Potlatch (1954-1957), présenté par Guy DEBORD, Gallimard Folio, 1996
Guy
Debord est un très grand intellectuel français de la deuxième
moitié du XXème siècle. Si l’on en doute, il suffit de consulter
Le siècle des intellectuels de Michel Winock (voir Ad
Winock sur ce site), puisque son nom n’est même pas cité !
Bac
en poche, en 1951 il quitte Cannes pour Paris, où il rejoint le
mouvement lettriste rencontré au festival du cinéma. Une section
est bientôt créée en mai 1952, l’Internationale lettriste, qui
deviendra indépendante quelques mois plus tard après scission.

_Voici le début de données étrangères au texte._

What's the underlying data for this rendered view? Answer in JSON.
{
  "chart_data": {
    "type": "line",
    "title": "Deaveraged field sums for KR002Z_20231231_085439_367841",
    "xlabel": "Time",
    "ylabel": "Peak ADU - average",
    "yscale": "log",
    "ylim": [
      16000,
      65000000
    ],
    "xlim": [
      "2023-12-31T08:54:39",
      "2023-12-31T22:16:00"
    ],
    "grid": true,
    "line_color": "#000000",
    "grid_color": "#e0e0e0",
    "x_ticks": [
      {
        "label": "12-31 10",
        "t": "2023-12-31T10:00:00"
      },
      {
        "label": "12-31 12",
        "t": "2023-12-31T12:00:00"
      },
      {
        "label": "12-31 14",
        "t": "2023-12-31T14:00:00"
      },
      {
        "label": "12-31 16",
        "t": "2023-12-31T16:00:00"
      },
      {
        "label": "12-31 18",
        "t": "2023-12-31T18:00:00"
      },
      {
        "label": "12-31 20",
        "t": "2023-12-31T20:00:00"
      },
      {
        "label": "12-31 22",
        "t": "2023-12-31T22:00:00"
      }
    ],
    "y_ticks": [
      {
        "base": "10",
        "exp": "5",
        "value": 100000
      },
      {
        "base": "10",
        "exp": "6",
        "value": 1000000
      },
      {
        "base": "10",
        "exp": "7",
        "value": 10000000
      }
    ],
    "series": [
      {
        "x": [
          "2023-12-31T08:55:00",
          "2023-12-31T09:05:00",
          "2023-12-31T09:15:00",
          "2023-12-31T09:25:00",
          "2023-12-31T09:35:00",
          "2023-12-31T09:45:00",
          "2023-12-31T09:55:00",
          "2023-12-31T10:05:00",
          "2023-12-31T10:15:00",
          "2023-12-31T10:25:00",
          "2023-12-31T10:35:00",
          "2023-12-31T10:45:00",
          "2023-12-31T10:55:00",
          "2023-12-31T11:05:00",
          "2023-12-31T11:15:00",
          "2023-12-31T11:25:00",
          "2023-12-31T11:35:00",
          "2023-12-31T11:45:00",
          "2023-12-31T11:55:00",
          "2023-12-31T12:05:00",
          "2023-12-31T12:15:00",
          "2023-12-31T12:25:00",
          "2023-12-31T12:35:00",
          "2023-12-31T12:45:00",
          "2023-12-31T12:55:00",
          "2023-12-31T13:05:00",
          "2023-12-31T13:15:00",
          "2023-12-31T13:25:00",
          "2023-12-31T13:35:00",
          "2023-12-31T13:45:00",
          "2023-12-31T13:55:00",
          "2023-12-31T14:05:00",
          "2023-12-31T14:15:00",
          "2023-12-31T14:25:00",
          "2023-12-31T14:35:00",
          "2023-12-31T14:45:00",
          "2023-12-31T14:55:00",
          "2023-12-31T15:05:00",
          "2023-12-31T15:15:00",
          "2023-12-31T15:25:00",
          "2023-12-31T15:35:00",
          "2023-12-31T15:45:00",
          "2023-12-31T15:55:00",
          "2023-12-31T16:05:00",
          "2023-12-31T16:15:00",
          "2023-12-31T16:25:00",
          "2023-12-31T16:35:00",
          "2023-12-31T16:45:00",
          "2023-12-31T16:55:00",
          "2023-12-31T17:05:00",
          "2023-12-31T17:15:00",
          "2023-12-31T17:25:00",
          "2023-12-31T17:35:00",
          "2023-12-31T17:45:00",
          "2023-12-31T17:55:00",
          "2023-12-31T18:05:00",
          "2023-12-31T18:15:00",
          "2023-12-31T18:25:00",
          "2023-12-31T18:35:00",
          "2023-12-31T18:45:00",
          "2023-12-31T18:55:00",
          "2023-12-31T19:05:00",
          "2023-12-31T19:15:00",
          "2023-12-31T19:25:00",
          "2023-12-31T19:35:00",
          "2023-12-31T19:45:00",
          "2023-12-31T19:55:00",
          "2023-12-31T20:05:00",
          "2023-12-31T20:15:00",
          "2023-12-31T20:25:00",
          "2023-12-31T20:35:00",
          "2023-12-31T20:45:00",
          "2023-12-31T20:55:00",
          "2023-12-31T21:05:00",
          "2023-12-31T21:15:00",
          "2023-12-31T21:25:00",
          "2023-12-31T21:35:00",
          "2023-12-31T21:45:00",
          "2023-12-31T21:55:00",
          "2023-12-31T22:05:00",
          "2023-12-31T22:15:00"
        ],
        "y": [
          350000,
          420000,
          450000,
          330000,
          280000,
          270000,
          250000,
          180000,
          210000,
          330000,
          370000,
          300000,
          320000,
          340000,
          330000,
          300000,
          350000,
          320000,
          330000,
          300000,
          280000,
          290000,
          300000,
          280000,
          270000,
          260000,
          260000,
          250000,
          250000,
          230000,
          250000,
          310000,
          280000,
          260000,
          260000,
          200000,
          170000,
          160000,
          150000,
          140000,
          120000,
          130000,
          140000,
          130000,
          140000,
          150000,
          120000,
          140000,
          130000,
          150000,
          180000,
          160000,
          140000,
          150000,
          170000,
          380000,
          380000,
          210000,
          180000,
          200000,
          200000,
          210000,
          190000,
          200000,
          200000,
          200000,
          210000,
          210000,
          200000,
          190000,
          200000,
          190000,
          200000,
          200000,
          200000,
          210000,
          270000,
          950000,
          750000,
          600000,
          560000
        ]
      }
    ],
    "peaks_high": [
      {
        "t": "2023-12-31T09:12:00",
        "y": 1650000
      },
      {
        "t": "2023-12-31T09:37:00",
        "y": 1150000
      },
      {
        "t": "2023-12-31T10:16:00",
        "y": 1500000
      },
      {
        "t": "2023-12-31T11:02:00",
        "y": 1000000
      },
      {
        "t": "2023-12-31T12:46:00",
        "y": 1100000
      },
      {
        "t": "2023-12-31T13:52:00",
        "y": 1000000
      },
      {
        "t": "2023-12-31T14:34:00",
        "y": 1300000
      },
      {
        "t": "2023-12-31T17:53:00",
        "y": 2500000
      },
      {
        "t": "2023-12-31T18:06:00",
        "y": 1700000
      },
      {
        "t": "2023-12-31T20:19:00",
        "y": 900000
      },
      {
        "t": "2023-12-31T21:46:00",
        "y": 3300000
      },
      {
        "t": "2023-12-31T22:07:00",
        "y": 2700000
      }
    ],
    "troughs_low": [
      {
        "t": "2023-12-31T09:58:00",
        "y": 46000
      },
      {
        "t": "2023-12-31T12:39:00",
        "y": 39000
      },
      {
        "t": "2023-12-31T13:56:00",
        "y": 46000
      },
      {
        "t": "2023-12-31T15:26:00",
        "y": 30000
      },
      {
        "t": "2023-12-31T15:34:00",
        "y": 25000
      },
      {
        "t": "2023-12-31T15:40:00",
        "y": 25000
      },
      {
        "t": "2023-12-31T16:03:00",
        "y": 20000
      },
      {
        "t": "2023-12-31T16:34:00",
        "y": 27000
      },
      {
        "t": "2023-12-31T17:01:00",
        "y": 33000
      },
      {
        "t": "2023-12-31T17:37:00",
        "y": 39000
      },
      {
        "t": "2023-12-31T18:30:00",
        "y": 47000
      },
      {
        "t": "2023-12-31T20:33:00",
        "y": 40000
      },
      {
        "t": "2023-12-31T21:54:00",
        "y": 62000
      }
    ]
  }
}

Potlatch est le nom du bulletin de ce groupe. En voici deux
extraits de 1955, signés Guy-Ernest Debord, lequel avait alors 24
ans.
Potlatch
n° 16, 26 janvier 1955 : Pire
qu’Adamov !
Un
royaliste et un R.P.F. portent sur scène La Condition humaine,
reportage très romancé sur l’insurrection ouvrière de Changhaï
en 1927, écrit par le R.P.F. qui à cette époque était
cosmopolite.
Les
personnages du R.P.F. émettent des considérations générales sur
l’esthétique de l’aventure, et l’acte gratuit dans le cadre du
syndicalisme.
Le
R.P.F. lui-même a passé une grande partie de sa vie à s’interroger
sur l’esthétique de l’aventure. Depuis il est devenu aventurier
de l’esthétique […]
La
pratique du témoignage et du faux témoignage fut décevante pour ce
R.P.F. qui peut déjà deviner, à certains signes, quels détails
précis une immédiate postérité retiendra de tant de bruit.
Le
« royaliste » était Thierry Maulnier, un ancien de
l’Action française, qui fut proche de la Cagoule, partisan mi-1938
d’ « un antisémitisme raisonnable », et auteur en 1942
de La France, la guerre et la paix et de Révolution
nationale, l’avenir de la France, deux ouvrages de soutien au
pétainisme (voir TH Maulnier). Les élèves du lycée de Nice
baptisé du nom de cet individu connaissent-ils ces détails ?
L’Express
(25 décembre 1954) de Françoise Giroud, dans le compte-rendu du
spectacle, présente le « R.P.F. » comme le guide
révolutionnaire et parle de la mise en scène audacieuse de
Marcelle Tassencourt. Marcelle Tassencourt, épouse de Thierry
Maulnier. Dans les années 60 celle-ci était directrice du théâtre
Montansier à Versailles (merci, monsieur le Ministre des Affaires
culturelles !) : elle avait la réputation de faire des
mises en scène d’une ringardise exceptionnelle...
Potlatch
n° 21, 30 juin 1955 : Le bœuf gras
Plus
que jamais soucieux d’imiter en toute chose nos singuliers
contemporains, et très frappés par leur obstination à se glorifier
mutuellement, les collaborateurs de la revue Les Lèvres Nues se
sont constitués en jury afin de décerner mensuellement un nouveau
prix : Le Prix de la Bêtise Humaine.
Ce
prix sera attribué après coup à tout homme ou toute femme ayant
témoigné, par quelque mode d’expression ou quelque action que ce
soit, d’un effort assidu pour se maintenir à l’ombre de
l’intelligence […]
Déjà,
le 1er juin 1955, réuni en séance solennelle, le jury a
décidé à l’unanimité de décerner le premier prix de la Bêtise
Humaine… à
Monsieur André Malraux
pour l’ensemble de son œuvre esthétique…
Malraux, qui aimait tant les décorations et les prix, a dû être très flatté de celui-ci : c’est certainement celui qu’il méritait le plus !
La revue Les lèvres nues (n° 9, novembre 1956), quant à elle, donne des "Conseils au jeunes littérateurs" :
André Malraux - La voie du silence est bonne mais il faut s'y engager.